Hello! Seiiti Arata. Unhealthy relationships are stifling: neither person in the relationship can live life at full potential, and, as much as they love each other, they end up hurting each other.
This video is applicable to romantic relationships but also those within families, and even professional dynamics. On the one hand you have the person who overperforms … and on the other hand you have the one who underperforms.
In a healthy relationship, both people perform at a FUNCTIONAL level: they can handle decision-making processes, overcome difficulties and are productive enough to manage the important things in life. In other words, each person is independent and can take care of him- or herself.
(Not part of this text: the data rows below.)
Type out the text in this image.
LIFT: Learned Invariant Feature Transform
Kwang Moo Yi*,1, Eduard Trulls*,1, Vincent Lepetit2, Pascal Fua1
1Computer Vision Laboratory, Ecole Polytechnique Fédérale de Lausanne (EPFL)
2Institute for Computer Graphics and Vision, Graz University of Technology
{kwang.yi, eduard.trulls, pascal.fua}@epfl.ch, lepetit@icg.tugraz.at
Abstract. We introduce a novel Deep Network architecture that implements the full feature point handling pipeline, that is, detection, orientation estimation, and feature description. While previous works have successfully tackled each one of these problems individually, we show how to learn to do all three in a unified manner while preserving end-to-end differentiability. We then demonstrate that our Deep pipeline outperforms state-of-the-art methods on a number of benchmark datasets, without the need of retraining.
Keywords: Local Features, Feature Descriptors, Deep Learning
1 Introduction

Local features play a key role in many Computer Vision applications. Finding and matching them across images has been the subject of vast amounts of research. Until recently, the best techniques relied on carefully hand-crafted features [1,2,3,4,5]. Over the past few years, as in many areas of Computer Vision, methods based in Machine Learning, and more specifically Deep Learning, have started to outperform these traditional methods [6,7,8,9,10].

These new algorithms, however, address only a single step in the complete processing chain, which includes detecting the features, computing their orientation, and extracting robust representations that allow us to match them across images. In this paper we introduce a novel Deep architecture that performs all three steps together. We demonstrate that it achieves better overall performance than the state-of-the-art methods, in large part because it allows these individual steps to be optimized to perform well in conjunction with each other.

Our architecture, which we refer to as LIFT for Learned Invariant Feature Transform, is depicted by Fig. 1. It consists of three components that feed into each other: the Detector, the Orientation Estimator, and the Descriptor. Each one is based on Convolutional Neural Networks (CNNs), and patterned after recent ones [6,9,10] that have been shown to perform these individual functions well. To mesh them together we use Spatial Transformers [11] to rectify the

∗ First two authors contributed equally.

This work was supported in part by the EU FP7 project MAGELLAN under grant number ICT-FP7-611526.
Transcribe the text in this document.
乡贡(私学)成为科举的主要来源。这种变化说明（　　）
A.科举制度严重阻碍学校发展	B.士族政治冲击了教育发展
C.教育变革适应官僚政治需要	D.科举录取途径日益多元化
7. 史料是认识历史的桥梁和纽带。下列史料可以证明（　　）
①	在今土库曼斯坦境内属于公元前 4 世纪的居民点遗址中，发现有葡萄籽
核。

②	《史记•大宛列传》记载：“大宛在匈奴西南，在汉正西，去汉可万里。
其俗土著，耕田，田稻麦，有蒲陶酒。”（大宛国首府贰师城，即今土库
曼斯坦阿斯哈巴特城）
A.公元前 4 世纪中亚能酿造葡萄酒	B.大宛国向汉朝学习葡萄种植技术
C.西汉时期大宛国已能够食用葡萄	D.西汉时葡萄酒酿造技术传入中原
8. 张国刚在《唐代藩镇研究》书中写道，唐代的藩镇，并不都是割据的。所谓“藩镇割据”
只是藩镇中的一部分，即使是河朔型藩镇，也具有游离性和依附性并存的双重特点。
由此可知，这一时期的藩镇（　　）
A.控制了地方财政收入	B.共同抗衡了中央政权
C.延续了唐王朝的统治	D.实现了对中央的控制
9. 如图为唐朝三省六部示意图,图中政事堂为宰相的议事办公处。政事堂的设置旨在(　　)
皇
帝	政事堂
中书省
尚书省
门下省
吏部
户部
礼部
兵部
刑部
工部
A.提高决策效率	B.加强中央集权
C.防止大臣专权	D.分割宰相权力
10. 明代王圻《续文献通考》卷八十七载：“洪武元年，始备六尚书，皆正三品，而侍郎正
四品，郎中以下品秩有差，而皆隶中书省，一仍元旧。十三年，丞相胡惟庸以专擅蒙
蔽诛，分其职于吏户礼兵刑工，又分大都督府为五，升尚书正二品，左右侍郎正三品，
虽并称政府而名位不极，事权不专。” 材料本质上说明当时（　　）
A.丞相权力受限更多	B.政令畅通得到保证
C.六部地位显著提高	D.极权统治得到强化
When we think of healthy relationships, we are thinking at the level at which we satisfactorily conduct our social roles as father / mother, son / daughter, girlfriend / boyfriend, wife / husband, boss / employee. We take responsibility for our results.
Outside this healthy range, there are those who underperform and those who overperform.
Underperformers cannot make decisions or do anything on their own. They are paralyzed with fear and panic. Underperformers procrastinate. They sabotage themselves—even though they have potential, they choose to do nothing.
Underperformers do not take responsibility for their lives and usually blame others for their problems, displaying immaturity, complaining and being too lazy to do anything. Or maybe they are afraid, and they get involved with drugs, gambling or anything that allows some escape from reality.
At the other end of the spectrum is the person who overperforms. They are not responsible only for their own choices but also carry the burden of others, assuming responsibility for the lives of those who are around them. Do you know people like that?
Here at Arata Academy we have many online courses, and I recognize in our students many people who fit this profile. Perfectionists are overperformers who are detail-oriented, seeking continuous improvement, striving to be role models both at work and in family life. These are people who like to always improve. The motto of Arata Academy is “Your continued improvement”, yet it is a good thing to respect some boundaries.
Without boundaries, our overperformance may invade the sphere of others. Even though there is the positive intention to help and enlighten others with our experience and our knowledge, we began to intervene without being invited. When our advice is not heard, we become agitated and worried. When our help is not followed by appreciation, we resent it.
Ultimately, it is exactly this help which is becoming an obstacle for the development of the underperformer, who now has no need to perform! Everything is taken care of by the overperformer, eliminating the underperformer’s opportunity to grow.
The ideal is to stay in the functional level, in the middle. The more extreme our position, the less healthy our relationships will be. One person ends up making things worse for the other—the underperformer may give signals that trigger the intervention of the overperformer, and both will suffer.
This gets even worse when the dynamic is, “I cannot live without you.” Then we have some emotional blackmail. Maybe one partner will perceive that life is indeed not possible without the other, since their roles are complementary.
And this opens up several questions. Do I really love the person … or do I love the role that is being played and the type of response that I get as a reaction from the other? Is this drama bringing the emotional peaks that help me feel alive?
To answer to all this, it is necessary to know each other better and to develop maturity.